Published Feb 14, 2021

Many web users nowadays looks back on the days of Web 1.0 and cringe at the likes of Geocities and Angelfire. But there is something in those old platforms and the websites that they contained that seems to be absent from the modern web. But what exactly is it?

First, we need to compare the objectives and traits of websites then vs now.

(Shoutout to sadgrl for the inspiration for the table!)

As you can see, the old web focused more on individuals and individuality, whereas the new web is less individual and much more commercial. While I'm in no way discounting the value of sites like Twitter and Tumblr (especially the latter as it allows at least some amount of customisation in terms of user pages), the Web 1.0 style allows much more space for someone to make their online presence exactly how they want it.

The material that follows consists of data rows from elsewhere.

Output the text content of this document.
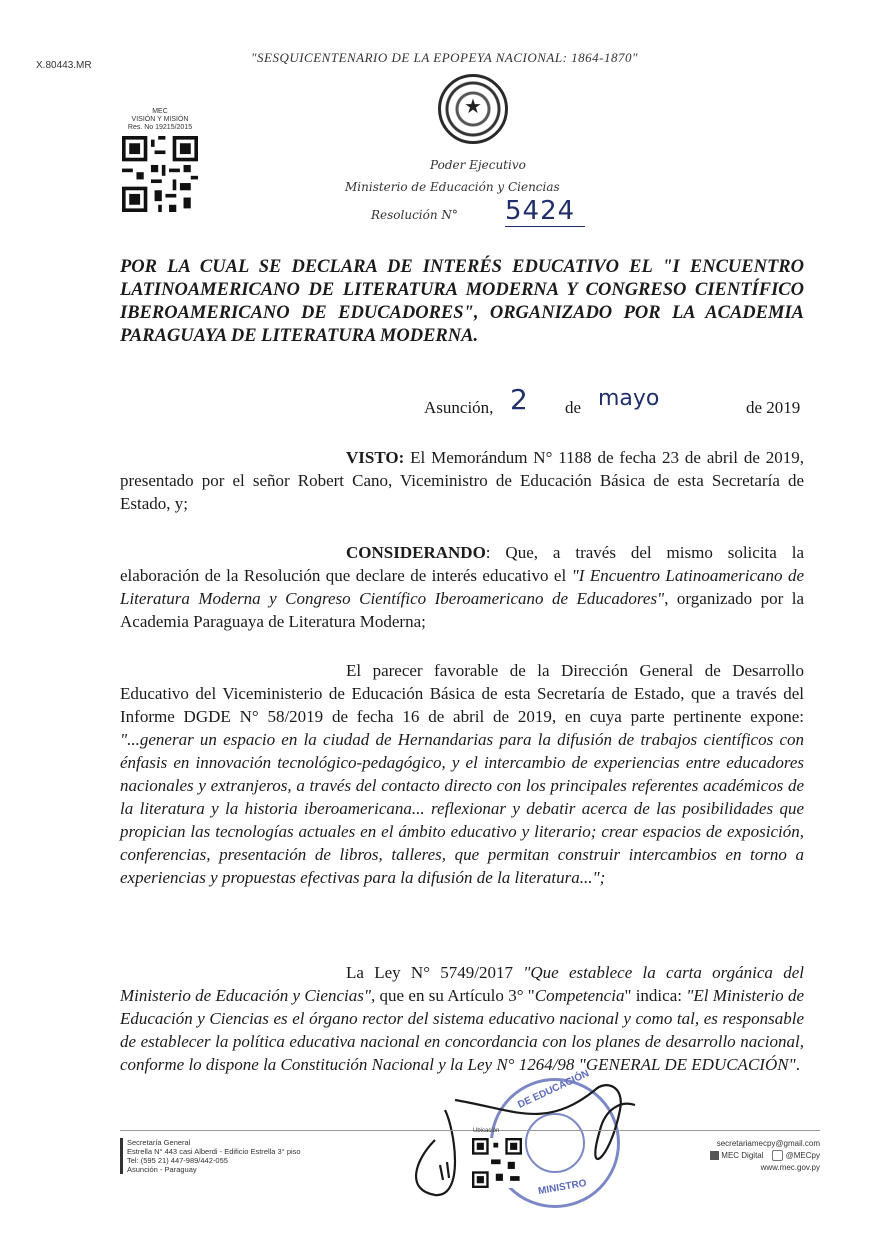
X.80443.MR
"SESQUICENTENARIO DE LA EPOPEYA NACIONAL: 1864-1870"
★
MEC
VISIÓN Y MISIÓN
Res. No 19215/2015
Poder Ejecutivo
Ministerio de Educación y Ciencias
Resolución N° 5424
POR LA CUAL SE DECLARA DE INTERÉS EDUCATIVO EL "I ENCUENTRO LATINOAMERICANO DE LITERATURA MODERNA Y CONGRESO CIENTÍFICO IBEROAMERICANO DE EDUCADORES", ORGANIZADO POR LA ACADEMIA PARAGUAYA DE LITERATURA MODERNA.
Asunción, 2 de mayo	de 2019
VISTO: El Memorándum N° 1188 de fecha 23 de abril de 2019, presentado por el señor Robert Cano, Viceministro de Educación Básica de esta Secretaría de Estado, y;
CONSIDERANDO: Que, a través del mismo solicita la elaboración de la Resolución que declare de interés educativo el "I Encuentro Latinoamericano de Literatura Moderna y Congreso Científico Iberoamericano de Educadores", organizado por la Academia Paraguaya de Literatura Moderna;
El parecer favorable de la Dirección General de Desarrollo Educativo del Viceministerio de Educación Básica de esta Secretaría de Estado, que a través del Informe DGDE N° 58/2019 de fecha 16 de abril de 2019, en cuya parte pertinente expone: "...generar un espacio en la ciudad de Hernandarias para la difusión de trabajos científicos con énfasis en innovación tecnológico-pedagógico, y el intercambio de experiencias entre educadores nacionales y extranjeros, a través del contacto directo con los principales referentes académicos de la literatura y la historia iberoamericana... reflexionar y debatir acerca de las posibilidades que propician las tecnologías actuales en el ámbito educativo y literario; crear espacios de exposición, conferencias, presentación de libros, talleres, que permitan construir intercambios en torno a experiencias y propuestas efectivas para la difusión de la literatura...";
La Ley N° 5749/2017 "Que establece la carta orgánica del Ministerio de Educación y Ciencias", que en su Artículo 3° "Competencia" indica: "El Ministerio de Educación y Ciencias es el órgano rector del sistema educativo nacional y como tal, es responsable de establecer la política educativa nacional en concordancia con los planes de desarrollo nacional, conforme lo dispone la Constitución Nacional y la Ley N° 1264/98 "GENERAL DE EDUCACIÓN".
DE EDUCACIÓN
MINISTRO
Secretaría General
Estrella N° 443 casi Alberdi - Edificio Estrella 3° piso
Tel: (595 21) 447-989/442-055
Asunción - Paraguay
Ubicación
secretariamecpy@gmail.com
MEC Digital	@MECpy
www.mec.gov.py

However, on the modern web, nearly every page looks the same. Case in point: almost every site made with Wix/Weebly/Squarespace or any other "free website builder" service. Everything seems to be about flashy buttons, paralax backgrounds, and solid-colour backgrounds with sans serif fonts, with flashy hamburger menus and fancy (pointless) CSS animations for everything.

Additionally, most social media platforms are completely discouraging customisations. Take for example MySpace 1.0 and the older version of YouTube from 2005-2011. These had a general layout, but both (especially MySpace) let users customise their profile page so it looked how they wanted. However, on modern YouTube, as well as Facebook and Twitter, users can only change their page description, as well as an avatar and header image, which pales in comparison to the customisation of the web of old.

I could rant for ages about the new Web's limitations, but for now that'll have to wait. I may update this article with that at a later time, however!

In conclusion, Web 2.0 and 3.0 are entirely too uniform, and limit users' control over their web presence much more than is at all reasonable, and it is quite frankly sad to see how much we've lost.